金糸のエプロン、宝石のついた匙。見た目からして貴族上がりだ。
「君が例の“料理で外交を成した平民”か」
男――王城料理長ドメルが笑う。
しかしその目は、笑っていなかった。
「今日は陛下のご試食会だ。各々、腕を見せてもらおう。ただし――」
彼の視線が俺を射抜いた。
「陛下に“異端の技”を見せることは許さん。神聖なる火を使えば、その場で拘束する」
モフが足元で震えた。
俺は静かに頷く。
「了解しました。

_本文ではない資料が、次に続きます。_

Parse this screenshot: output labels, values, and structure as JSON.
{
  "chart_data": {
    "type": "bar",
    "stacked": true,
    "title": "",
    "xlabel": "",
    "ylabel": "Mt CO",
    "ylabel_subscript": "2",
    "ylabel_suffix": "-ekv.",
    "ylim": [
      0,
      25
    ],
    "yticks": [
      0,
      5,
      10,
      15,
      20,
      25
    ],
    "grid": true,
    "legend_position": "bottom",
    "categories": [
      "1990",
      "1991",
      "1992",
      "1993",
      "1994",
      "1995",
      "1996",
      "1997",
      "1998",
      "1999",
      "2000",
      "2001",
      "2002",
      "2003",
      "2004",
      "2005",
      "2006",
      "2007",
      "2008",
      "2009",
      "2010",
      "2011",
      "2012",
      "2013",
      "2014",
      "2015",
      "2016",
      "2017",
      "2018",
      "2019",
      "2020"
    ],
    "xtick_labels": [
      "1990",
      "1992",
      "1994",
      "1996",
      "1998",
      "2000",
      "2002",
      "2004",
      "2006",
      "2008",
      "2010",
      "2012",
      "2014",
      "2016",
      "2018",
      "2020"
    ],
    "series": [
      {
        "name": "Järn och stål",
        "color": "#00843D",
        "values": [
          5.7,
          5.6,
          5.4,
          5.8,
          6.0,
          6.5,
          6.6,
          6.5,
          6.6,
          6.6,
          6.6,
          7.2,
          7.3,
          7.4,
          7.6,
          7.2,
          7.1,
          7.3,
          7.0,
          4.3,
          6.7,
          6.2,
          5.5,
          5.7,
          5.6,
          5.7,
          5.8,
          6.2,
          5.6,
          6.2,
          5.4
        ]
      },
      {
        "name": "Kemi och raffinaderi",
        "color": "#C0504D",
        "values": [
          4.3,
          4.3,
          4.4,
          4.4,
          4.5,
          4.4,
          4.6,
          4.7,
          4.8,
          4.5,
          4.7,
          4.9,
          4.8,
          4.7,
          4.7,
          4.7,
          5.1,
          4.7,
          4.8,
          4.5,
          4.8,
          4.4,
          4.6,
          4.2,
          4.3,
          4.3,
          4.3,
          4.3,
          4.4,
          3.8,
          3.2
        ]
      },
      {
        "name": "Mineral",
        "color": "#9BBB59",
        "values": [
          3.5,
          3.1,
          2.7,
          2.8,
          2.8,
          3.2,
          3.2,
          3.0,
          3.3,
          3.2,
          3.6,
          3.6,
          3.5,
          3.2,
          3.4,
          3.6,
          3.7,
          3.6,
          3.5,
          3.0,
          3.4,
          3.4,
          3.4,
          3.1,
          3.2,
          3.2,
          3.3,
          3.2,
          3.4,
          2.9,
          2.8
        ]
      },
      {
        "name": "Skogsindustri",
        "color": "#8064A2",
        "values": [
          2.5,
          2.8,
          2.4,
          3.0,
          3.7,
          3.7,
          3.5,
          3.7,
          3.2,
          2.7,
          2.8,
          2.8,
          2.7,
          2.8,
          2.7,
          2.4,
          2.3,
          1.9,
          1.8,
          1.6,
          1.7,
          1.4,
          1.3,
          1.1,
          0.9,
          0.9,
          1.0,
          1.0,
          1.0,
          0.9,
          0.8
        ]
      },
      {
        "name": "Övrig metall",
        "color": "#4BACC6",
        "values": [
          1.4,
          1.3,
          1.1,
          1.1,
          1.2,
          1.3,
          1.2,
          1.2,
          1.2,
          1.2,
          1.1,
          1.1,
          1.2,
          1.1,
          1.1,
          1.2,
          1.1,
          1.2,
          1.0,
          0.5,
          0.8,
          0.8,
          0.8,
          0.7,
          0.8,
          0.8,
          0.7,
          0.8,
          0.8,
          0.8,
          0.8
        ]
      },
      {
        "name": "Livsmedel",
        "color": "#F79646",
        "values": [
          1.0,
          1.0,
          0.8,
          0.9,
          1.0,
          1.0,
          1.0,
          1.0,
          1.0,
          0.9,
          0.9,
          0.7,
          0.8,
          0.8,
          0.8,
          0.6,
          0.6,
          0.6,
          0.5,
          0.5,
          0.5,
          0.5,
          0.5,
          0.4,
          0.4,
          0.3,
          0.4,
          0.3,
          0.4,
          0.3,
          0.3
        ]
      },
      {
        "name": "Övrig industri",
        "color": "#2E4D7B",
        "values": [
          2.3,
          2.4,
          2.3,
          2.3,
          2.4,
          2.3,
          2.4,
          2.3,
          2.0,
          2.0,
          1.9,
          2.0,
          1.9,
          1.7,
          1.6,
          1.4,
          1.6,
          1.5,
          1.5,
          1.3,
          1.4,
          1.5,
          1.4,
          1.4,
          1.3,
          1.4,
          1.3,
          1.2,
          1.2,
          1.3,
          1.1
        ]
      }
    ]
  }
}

ただの料理人として働きますよ」
◇
広間には長卓が据えられ、王とその側近、貴族たちがずらりと並んでいた。
香と花の匂いが混じり、空気が重い。
料理人たちは次々と皿を運び、歓声と笑いが上がる。
しかし王の顔だけは、終始無表情だった。
俺の番が来た。
用意したのは――野菜のスープ。
火も、香草も、古書の力も使っていない。
ただ、ゆっくり煮込んだだけの優しい味。
「質素だな」
ドメルが鼻で笑う。
俺は黙って椀を差し出した。王が匙を取り、口に運ぶ。
――次の瞬間、空気が変わった。
「……これは、何だ?」
王の眉が動いた。
周囲の貴族たちがざわめく。
王はもう一口、もう一口と食べる。
その頬がわずかに紅潮していく。
「体が温まる……喉の痛みが消える。医師を呼べ」
「陛下、それは……毒味を……!」
騒然となる中、俺は冷静に言った。
「陛下、それは“毒”ではなく“毒抜き”のスープです。
城の井戸水には、長く溜まった鉱毒が混じっていました。
香草〈灰眠〉と根菜を煮込むことで、体内の毒素を吸着します。
陛下の声の枯れは、それが原因です」
沈黙。
そして、王の笑い声が響いた。
「面白い! 火を呼ばぬ料理人、しかし火より熱い。
名を問おう。そなたの名は?」
「カイ。……ただの料理人です」
「よい。では、そなたに命じよう。――王国すべての食を改めよ」
広間が凍りついた。
ドメルが青ざめ、参事官リウスが立ち上がる。
「お待ちください陛下! この者は、異端の術を……!」
「異端かどうかは味で決まる。味は嘘をつかん」
王が言い放つと、誰も逆らえなかった。
モフが足元でぷるんと震える。
俺は一礼し、静かに息を吐いた。
(……料理で、王を動かした。けれど――)
心の底に冷たい影が残る。
火を使わぬ料理で救ったはずの王の目に、“支配の光”が宿っていた。
――食卓は、政治になる。
俺の料理は、もう単なる料理では済まされなくなったのだ。
◇
その夜。
厨房の奥で、ドメルが誰かと密談しているのを耳にした。
「……あのスープに“毒”を入れるのだ。
次の宴で、王を倒し、その罪をカイに被せる」
モフがかすかに震えた。
俺は火を消し、暗闇の中で息を整える。
「なるほど。次は、“毒の料理”で真実を暴く番か」
古書を開くと、闇の中で金文字が浮かんだ。
『毒を制する者、味を支配す。
毒とは恐れ、恐れを料理せよ』
夜の厨房に、静かな音――包丁がまな板を叩く音だけが響いた。